Provide details about the film {title}:
{format_instructions}
"""
output = parser.parse(model(prompt.format(title="The Matrix")))
print(output)
# {
# 'title': 'The Matrix',
# 'release_year': '1999',
# 'actors': ['Keanu Reeves', 'Laurence Fishburne', 'Carrie-Anne Moss'],
# 'plot_summary': 'A computer hacker learns that reality is an illusion...'
# }
Usage in a Python Framework
Here is an example of using the parser in a Python web framework like FastAPI:
from fastapi import FastAPI
from langchain.output_parsers import StructuredOutputParser, ResponseSchema
app = FastAPI()
@app.post("/summarize")
def summarize(text: str):
response_schemas = [
ResponseSchema(name="summary", description="summary of the text"),
]
parser = StructuredOutputParser.from_response_schemas(response_schemas)
prompt = f"Summarize this text: {text}\n{parser.get_format_instructions()}"
output = parser.parse(model(prompt))
return output
Troubleshooting Parsing Failures
Here are some common parsing failures and how to troubleshoot them:
Schema name mismatch - The parsed response must match the defined schema names exactly. Double check for typos or inconsistencies.
Incorrect formatting - The response must follow the provided formatting instructions. Verify the instructions are being inserted in the prompt correctly.
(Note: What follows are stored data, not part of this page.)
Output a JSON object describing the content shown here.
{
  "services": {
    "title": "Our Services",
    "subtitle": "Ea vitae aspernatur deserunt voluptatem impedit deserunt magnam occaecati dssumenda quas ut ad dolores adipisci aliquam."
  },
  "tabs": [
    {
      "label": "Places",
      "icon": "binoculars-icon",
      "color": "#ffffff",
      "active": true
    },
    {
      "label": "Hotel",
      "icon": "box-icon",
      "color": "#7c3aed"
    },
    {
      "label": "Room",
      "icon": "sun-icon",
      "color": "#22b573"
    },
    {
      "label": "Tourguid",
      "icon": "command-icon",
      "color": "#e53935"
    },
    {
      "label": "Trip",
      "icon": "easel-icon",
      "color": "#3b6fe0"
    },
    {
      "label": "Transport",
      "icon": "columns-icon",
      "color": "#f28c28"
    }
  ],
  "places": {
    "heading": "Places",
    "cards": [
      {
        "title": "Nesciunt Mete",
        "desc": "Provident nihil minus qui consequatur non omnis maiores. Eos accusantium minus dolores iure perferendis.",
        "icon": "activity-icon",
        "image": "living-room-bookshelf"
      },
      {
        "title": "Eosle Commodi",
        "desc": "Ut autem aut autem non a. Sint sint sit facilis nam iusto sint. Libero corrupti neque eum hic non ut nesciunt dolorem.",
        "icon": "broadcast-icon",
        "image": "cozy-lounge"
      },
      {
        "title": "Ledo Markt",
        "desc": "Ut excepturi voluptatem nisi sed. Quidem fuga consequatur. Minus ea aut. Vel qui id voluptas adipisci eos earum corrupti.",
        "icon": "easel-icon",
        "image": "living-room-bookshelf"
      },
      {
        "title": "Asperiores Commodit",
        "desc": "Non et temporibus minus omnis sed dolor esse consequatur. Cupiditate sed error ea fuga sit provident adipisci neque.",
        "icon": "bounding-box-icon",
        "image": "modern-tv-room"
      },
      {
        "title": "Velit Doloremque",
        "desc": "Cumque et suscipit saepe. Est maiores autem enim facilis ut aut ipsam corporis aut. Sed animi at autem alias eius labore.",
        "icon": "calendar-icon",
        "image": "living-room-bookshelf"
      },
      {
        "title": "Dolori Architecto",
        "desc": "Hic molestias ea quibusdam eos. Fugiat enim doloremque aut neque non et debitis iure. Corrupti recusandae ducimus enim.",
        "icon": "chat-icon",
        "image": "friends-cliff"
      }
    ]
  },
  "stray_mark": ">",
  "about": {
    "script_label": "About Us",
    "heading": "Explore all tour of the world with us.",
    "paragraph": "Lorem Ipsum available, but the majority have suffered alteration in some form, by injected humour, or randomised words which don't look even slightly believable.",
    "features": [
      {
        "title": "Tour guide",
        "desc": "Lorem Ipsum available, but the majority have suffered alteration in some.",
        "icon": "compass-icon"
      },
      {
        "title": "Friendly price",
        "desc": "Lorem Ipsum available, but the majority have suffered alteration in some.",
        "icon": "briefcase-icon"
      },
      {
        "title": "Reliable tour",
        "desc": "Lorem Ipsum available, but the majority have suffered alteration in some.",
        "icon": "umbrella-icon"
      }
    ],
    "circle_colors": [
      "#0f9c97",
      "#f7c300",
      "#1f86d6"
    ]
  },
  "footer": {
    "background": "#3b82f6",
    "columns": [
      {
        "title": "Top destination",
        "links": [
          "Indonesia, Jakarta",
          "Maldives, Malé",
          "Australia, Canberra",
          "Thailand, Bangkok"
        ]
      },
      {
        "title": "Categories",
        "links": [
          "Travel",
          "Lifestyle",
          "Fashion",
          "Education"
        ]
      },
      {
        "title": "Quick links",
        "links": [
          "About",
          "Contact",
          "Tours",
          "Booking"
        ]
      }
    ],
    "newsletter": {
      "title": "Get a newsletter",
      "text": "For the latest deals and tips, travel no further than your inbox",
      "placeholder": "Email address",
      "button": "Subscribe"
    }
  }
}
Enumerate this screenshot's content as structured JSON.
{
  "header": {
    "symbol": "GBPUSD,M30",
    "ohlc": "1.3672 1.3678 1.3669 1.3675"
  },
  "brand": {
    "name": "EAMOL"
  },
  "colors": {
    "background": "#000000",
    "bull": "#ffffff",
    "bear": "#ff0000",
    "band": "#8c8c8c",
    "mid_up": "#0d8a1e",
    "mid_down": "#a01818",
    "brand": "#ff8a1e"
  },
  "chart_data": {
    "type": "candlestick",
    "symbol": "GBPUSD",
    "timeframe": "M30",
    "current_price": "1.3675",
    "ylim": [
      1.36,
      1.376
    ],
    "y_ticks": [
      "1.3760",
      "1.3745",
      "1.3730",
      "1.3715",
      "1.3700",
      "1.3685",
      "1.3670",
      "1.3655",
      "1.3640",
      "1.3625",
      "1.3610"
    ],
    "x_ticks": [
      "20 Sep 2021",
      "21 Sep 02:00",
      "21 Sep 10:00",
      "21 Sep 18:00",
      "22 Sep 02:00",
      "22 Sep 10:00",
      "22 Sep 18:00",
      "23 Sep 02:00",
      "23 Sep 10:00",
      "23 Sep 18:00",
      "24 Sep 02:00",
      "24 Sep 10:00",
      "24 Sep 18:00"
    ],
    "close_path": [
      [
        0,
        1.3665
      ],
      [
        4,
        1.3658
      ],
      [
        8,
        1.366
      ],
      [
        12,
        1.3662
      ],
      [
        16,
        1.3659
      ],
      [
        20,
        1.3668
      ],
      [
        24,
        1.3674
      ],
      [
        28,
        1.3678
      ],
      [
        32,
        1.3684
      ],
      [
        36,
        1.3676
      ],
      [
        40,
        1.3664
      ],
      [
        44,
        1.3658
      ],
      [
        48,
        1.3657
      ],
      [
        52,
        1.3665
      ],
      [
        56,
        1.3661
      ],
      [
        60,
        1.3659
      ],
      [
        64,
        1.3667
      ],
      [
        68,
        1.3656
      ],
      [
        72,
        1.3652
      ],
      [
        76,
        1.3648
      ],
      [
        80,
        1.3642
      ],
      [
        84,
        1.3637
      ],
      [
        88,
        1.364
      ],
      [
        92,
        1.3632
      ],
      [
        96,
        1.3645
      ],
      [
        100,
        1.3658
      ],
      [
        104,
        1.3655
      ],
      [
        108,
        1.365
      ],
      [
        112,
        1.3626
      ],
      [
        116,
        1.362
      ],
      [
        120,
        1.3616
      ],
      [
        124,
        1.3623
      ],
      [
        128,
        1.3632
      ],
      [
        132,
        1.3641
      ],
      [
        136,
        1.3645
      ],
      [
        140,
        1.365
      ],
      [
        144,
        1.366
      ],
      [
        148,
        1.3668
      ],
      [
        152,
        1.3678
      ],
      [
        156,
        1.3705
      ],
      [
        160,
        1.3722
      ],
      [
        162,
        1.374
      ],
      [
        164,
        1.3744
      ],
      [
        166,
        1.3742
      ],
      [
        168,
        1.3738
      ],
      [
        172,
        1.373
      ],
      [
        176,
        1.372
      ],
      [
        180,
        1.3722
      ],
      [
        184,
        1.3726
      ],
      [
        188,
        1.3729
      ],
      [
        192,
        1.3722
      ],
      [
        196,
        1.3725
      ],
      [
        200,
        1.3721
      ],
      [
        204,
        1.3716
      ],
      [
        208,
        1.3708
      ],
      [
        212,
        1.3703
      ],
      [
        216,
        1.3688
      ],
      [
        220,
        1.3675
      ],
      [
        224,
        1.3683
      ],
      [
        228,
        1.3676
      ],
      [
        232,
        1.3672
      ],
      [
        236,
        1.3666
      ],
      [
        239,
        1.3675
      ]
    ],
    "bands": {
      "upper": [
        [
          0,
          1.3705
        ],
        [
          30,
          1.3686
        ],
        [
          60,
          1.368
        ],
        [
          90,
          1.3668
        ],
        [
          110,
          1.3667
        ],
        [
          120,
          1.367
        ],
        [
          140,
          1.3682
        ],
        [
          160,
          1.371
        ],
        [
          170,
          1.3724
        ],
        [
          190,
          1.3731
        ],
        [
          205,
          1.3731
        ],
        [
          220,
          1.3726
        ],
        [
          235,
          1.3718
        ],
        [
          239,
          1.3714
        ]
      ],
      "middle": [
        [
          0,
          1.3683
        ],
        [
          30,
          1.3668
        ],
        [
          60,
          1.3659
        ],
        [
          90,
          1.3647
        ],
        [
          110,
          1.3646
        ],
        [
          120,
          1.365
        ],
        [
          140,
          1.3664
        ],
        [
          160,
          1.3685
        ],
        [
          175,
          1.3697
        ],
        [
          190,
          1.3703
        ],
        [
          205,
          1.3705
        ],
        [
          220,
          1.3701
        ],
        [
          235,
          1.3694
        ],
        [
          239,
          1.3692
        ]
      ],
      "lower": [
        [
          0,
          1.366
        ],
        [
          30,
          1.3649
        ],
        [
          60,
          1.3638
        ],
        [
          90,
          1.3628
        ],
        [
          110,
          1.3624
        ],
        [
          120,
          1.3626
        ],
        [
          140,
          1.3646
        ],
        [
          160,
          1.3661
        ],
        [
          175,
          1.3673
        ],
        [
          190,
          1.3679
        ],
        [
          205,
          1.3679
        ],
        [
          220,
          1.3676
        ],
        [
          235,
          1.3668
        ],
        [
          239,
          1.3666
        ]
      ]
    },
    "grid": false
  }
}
Missing fields - All fields in the defined schema must exist in the parsed response. The model may have failed to generate the full response. Try rephrasing the prompt or using different examples.
Other parsing errors - Look at the full error trace - it often provides hints on what went wrong. The error may come from the parser itself or downstream code consuming the parsed output.
Conclusion
The structured output parser provides a simple way to get multiple text fields from language model responses. While basic, it is easy to use and avoids needing more complex parsers when only text outputs are required. Properly formatting prompts and handling potential parsing failures are key to using structured output parsers effectively.